Все дома потешались над ее рассказом и говорили, что представляют себе, что мог ответить возчик Амалии на ее предложение впрячь кучера, представляют себе, как Амалия говорила:
— Я состою членом общества защиты животных…
Мне всегда очень хотелось посмотреть ее удостоверение или значок, которые бы подтверждали ее принадлежность к этому обществу, но я никогда не видела их.
Никто не верил Амалии, что она кого-то заставила снять бревна с воза, потому только, что она не могла даже заставить собственного кота сойти с постели или с кресла, чтобы сесть или лечь самой.
Кот всегда спал и не уступал ей места, и ей приходилось ложиться на самом краю, как-нибудь, чтобы не потревожить кота. А тот растягивался во весь рост, вытягивал лапы и был крайне недоволен, если она даже задевала его. Он чувствовал свое превосходство над хозяйкой, которая, являясь таким активным членом общества охраны животных, не может стеснять своего кота. Он разваливался на кровати, на кресле — где ему хотелось — вверх животом, вытянувшись во всю длину, да еще и мотал хвостом в знак того, что ему помешали, разбудили, прервали такой сладкий сон.
Надо сказать, что кот Барс, столь ревностно охраняемый Амалией, был самый простой кот-дворняга, с широкими полосами на спине, мордастый, злой котище, который не давался в руки и вечно был недоволен мной. У него была мерзкая манера забиваться под кресло, как только он видел меня, и прятаться там в темном углу, а когда я пыталась его вытащить из угла, он больно царапал меня за руку, и сразу же вздувались желваки на руке. О, я ненавидела его короткий взмах лапой и выпад вперед, ко мне, после чего кота жалели и говорили:
— Бедный Барс, тебе не дают покоя, поди сюда, мой хороший, иди ко мне.
И Барс, мерзкий Барс, так больно цапнувший меня, шел, трусил, бежал к Амалии, прося у нее защиты, он у нее, а не я!
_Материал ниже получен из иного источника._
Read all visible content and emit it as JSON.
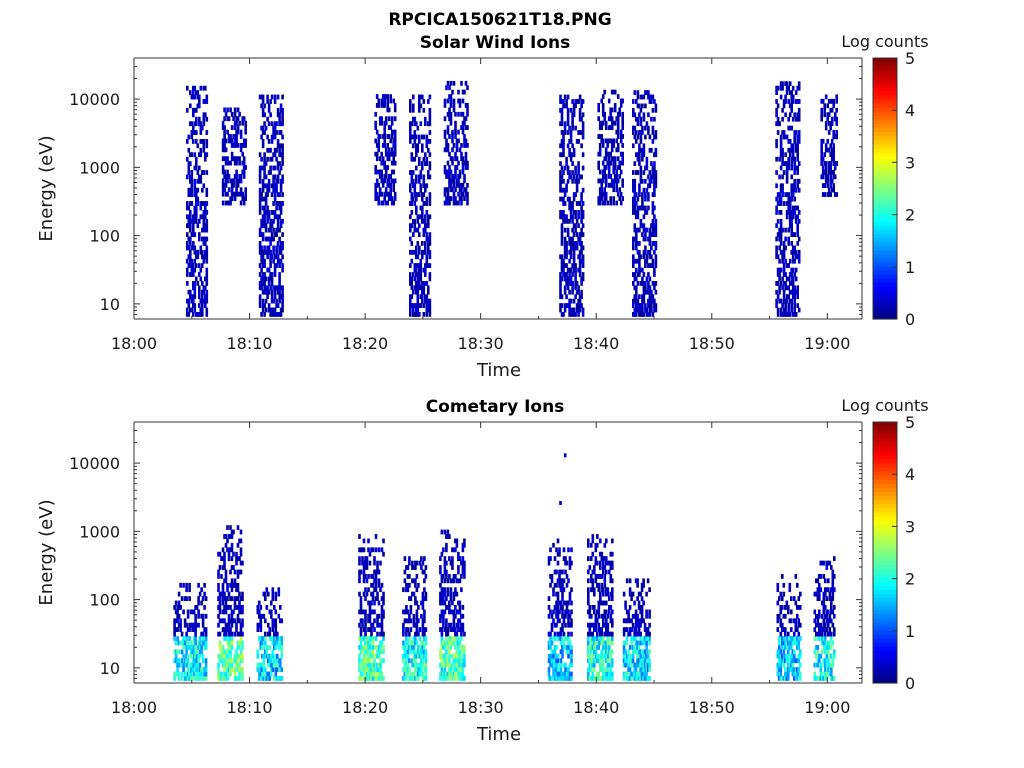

Я, поцарапанная, униженная, должна была просить прощения у Барса, в то время как хотелось ему наступить на хвост. Ведь он первый начал! Я хотела его вытащить из-под кресла и просто поиграть с ним, повозиться, ну, слегка помять его, теплого, мехового, только и всего, но кот сделал из моей попытки нападение, он отбил атаку, а я, пострадавшая, поступала теперь в разряд людей, угнетающих всех животных, людей, с которыми боролась Амалия.
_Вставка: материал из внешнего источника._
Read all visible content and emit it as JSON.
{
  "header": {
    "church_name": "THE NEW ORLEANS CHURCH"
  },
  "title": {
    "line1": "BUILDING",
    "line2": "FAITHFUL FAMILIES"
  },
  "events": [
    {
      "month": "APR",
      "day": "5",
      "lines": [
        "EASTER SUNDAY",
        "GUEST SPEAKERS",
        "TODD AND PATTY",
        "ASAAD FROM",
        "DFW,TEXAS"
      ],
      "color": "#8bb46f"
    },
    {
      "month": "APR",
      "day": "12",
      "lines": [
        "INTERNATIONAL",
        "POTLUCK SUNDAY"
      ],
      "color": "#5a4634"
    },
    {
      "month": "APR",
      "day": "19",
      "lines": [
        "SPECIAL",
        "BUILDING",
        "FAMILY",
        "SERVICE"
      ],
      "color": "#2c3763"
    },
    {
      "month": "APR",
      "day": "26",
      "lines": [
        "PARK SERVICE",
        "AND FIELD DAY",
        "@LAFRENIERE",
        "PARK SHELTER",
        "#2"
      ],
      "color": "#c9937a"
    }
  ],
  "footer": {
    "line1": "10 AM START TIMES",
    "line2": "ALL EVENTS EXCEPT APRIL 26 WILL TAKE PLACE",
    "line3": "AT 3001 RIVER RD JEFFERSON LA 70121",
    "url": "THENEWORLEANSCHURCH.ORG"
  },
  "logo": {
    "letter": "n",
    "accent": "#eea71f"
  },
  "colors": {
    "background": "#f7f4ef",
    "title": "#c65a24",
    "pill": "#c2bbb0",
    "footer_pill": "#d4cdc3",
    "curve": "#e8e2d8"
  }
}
И я просила прощенья у кота, я старалась не замечать его, а он брезгливо смотрел на меня, прятался или, сидя на коленях у Амалии, поводил мордой в сторону, когда я проходила мимо. Паршивый Барс чувствовал, что я прошу прощения, в то время как я считала его напавшим.
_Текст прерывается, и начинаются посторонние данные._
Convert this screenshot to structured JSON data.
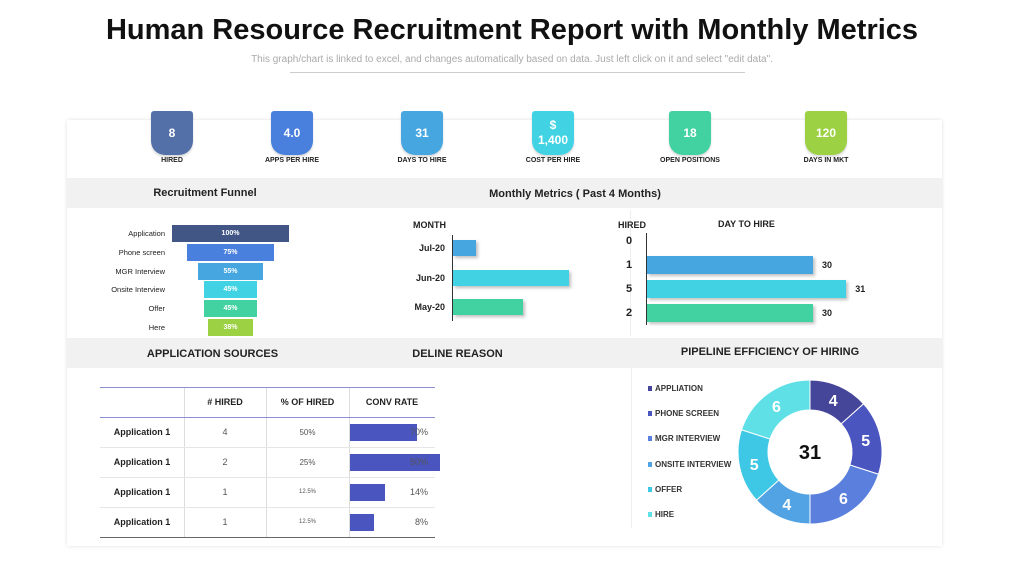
{
  "title": "Human Resource Recruitment Report with Monthly Metrics",
  "subtitle": "This graph/chart is linked to excel, and changes automatically based on data. Just left click on it and select \"edit data\".",
  "kpis": [
    {
      "value": "8",
      "label": "HIRED",
      "color": "#5470a8"
    },
    {
      "value": "4.0",
      "label": "APPS PER HIRE",
      "color": "#4a80dd"
    },
    {
      "value": "31",
      "label": "DAYS TO HIRE",
      "color": "#45a6e0"
    },
    {
      "value": "$\n1,400",
      "value_a": "$",
      "value_b": "1,400",
      "label": "COST PER HIRE",
      "color": "#41d3e3"
    },
    {
      "value": "18",
      "label": "OPEN POSITIONS",
      "color": "#42d1a0"
    },
    {
      "value": "120",
      "label": "DAYS IN MKT",
      "color": "#9bd143"
    }
  ],
  "sections": {
    "funnel": "Recruitment Funnel",
    "monthly": "Monthly Metrics ( Past 4 Months)",
    "sources": "APPLICATION SOURCES",
    "decline": "DELINE REASON",
    "pipeline": "PIPELINE EFFICIENCY OF HIRING"
  },
  "chart_data": [
    {
      "type": "bar",
      "name": "funnel",
      "categories": [
        "Application",
        "Phone screen",
        "MGR Interview",
        "Onsite Interview",
        "Offer",
        "Here"
      ],
      "values": [
        100,
        75,
        55,
        45,
        45,
        38
      ],
      "labels": [
        "100%",
        "75%",
        "55%",
        "45%",
        "45%",
        "38%"
      ],
      "colors": [
        "#415684",
        "#4a80dd",
        "#45a6e0",
        "#41d3e3",
        "#42d1a0",
        "#9bd143"
      ]
    },
    {
      "type": "bar",
      "xlabel": "",
      "ylabel": "MONTH",
      "categories": [
        "Jul-20",
        "Jun-20",
        "May-20"
      ],
      "values": [
        20,
        100,
        60
      ],
      "colors": [
        "#45a6e0",
        "#41d3e3",
        "#42d1a0"
      ]
    },
    {
      "type": "bar",
      "ylabel": "HIRED",
      "title": "DAY TO HIRE",
      "categories": [
        "0",
        "1",
        "5",
        "2"
      ],
      "values": [
        null,
        30,
        31,
        30
      ],
      "value_labels": [
        "",
        "30",
        "31",
        "30"
      ],
      "colors": [
        "#45a6e0",
        "#41d3e3",
        "#42d1a0"
      ]
    },
    {
      "type": "pie",
      "center_label": "31",
      "legend": [
        "APPLIATION",
        "PHONE SCREEN",
        "MGR INTERVIEW",
        "ONSITE INTERVIEW",
        "OFFER",
        "HIRE"
      ],
      "legend_placement": "left",
      "values": [
        4,
        5,
        6,
        4,
        5,
        6
      ],
      "colors": [
        "#45469a",
        "#4a55c0",
        "#5a7fdc",
        "#52a3e4",
        "#3ec8e6",
        "#5fe0e6"
      ]
    }
  ],
  "table": {
    "headers": [
      "",
      "# HIRED",
      "% OF HIRED",
      "CONV RATE"
    ],
    "rows": [
      {
        "source": "Application 1",
        "hired": "4",
        "pct": "50%",
        "conv": "70%",
        "conv_value": 70
      },
      {
        "source": "Application 1",
        "hired": "2",
        "pct": "25%",
        "conv": "50%",
        "conv_value": 50
      },
      {
        "source": "Application 1",
        "hired": "1",
        "pct": "12.5%",
        "conv": "14%",
        "conv_value": 14
      },
      {
        "source": "Application 1",
        "hired": "1",
        "pct": "12.5%",
        "conv": "8%",
        "conv_value": 8
      }
    ],
    "bar_color": "#4a55c0"
  }
}
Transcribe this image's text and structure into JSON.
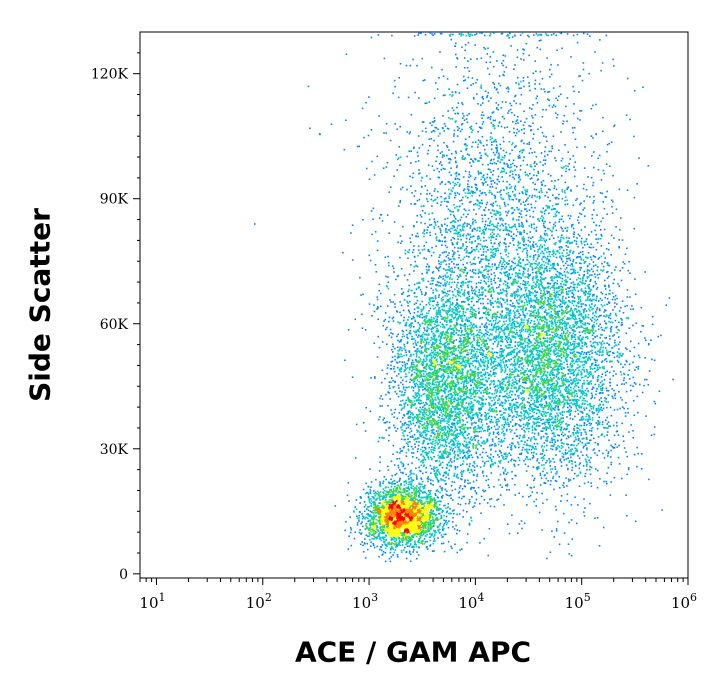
{
  "chart_data": {
    "type": "scatter",
    "title": "",
    "xlabel": "ACE / GAM APC",
    "ylabel": "Side Scatter",
    "x_scale": "log",
    "xlim": [
      7,
      1000000
    ],
    "ylim": [
      -1000,
      130000
    ],
    "x_ticks": [
      {
        "value": 10,
        "base": "10",
        "exp": "1"
      },
      {
        "value": 100,
        "base": "10",
        "exp": "2"
      },
      {
        "value": 1000,
        "base": "10",
        "exp": "3"
      },
      {
        "value": 10000,
        "base": "10",
        "exp": "4"
      },
      {
        "value": 100000,
        "base": "10",
        "exp": "5"
      },
      {
        "value": 1000000,
        "base": "10",
        "exp": "6"
      }
    ],
    "y_ticks": [
      {
        "value": 0,
        "label": "0"
      },
      {
        "value": 30000,
        "label": "30K"
      },
      {
        "value": 60000,
        "label": "60K"
      },
      {
        "value": 90000,
        "label": "90K"
      },
      {
        "value": 120000,
        "label": "120K"
      }
    ],
    "grid": false,
    "legend": "none",
    "density_colors": [
      "#0000ff",
      "#0088ff",
      "#00c8c8",
      "#40d840",
      "#ffff00",
      "#ff8000",
      "#ff0000"
    ],
    "populations": [
      {
        "x_center": 2000,
        "y_center": 14000,
        "x_spread_decades": 0.18,
        "y_spread": 3500,
        "points": 2600
      },
      {
        "x_center": 50000,
        "y_center": 52000,
        "x_spread_decades": 0.35,
        "y_spread": 15000,
        "points": 4500
      },
      {
        "x_center": 5000,
        "y_center": 45000,
        "x_spread_decades": 0.25,
        "y_spread": 13000,
        "points": 3500
      },
      {
        "x_center": 15000,
        "y_center": 80000,
        "x_spread_decades": 0.5,
        "y_spread": 25000,
        "points": 3200
      }
    ]
  }
}
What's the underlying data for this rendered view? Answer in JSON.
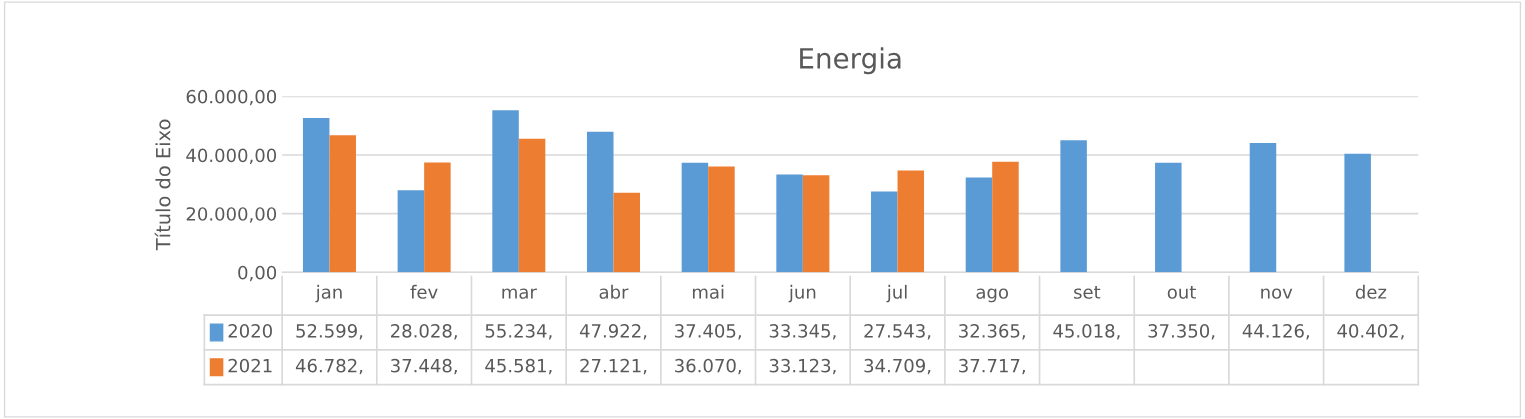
{
  "chart_data": {
    "type": "bar",
    "title": "Energia",
    "ylabel": "Título do Eixo",
    "categories": [
      "jan",
      "fev",
      "mar",
      "abr",
      "mai",
      "jun",
      "jul",
      "ago",
      "set",
      "out",
      "nov",
      "dez"
    ],
    "series": [
      {
        "name": "2020",
        "color": "#5b9bd5",
        "values": [
          52599,
          28028,
          55234,
          47922,
          37405,
          33345,
          27543,
          32365,
          45018,
          37350,
          44126,
          40402
        ],
        "value_labels": [
          "52.599,",
          "28.028,",
          "55.234,",
          "47.922,",
          "37.405,",
          "33.345,",
          "27.543,",
          "32.365,",
          "45.018,",
          "37.350,",
          "44.126,",
          "40.402,"
        ]
      },
      {
        "name": "2021",
        "color": "#ed7d31",
        "values": [
          46782,
          37448,
          45581,
          27121,
          36070,
          33123,
          34709,
          37717,
          null,
          null,
          null,
          null
        ],
        "value_labels": [
          "46.782,",
          "37.448,",
          "45.581,",
          "27.121,",
          "36.070,",
          "33.123,",
          "34.709,",
          "37.717,",
          null,
          null,
          null,
          null
        ]
      }
    ],
    "ylim": [
      0,
      60000
    ],
    "yticks": [
      {
        "value": 0,
        "label": "0,00"
      },
      {
        "value": 20000,
        "label": "20.000,00"
      },
      {
        "value": 40000,
        "label": "40.000,00"
      },
      {
        "value": 60000,
        "label": "60.000,00"
      }
    ],
    "grid": "y",
    "legend": "bottom left"
  }
}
Так часто Амалия повторяла:
— Все-таки люди не стоят животных, сколько они делают зла всем, а животные — никогда!
Я посасывала поцарапанную руку и не смела ей возражать, а Барс, развалившись у нее на коленях, делал такое выражение лица: «Вот видишь, люди никогда не могут сравниться со мной». Я раздувала ноздри и отвечала ему тоже глазами: «Как же, как же! Твою доброту и доверчивость я знаю!»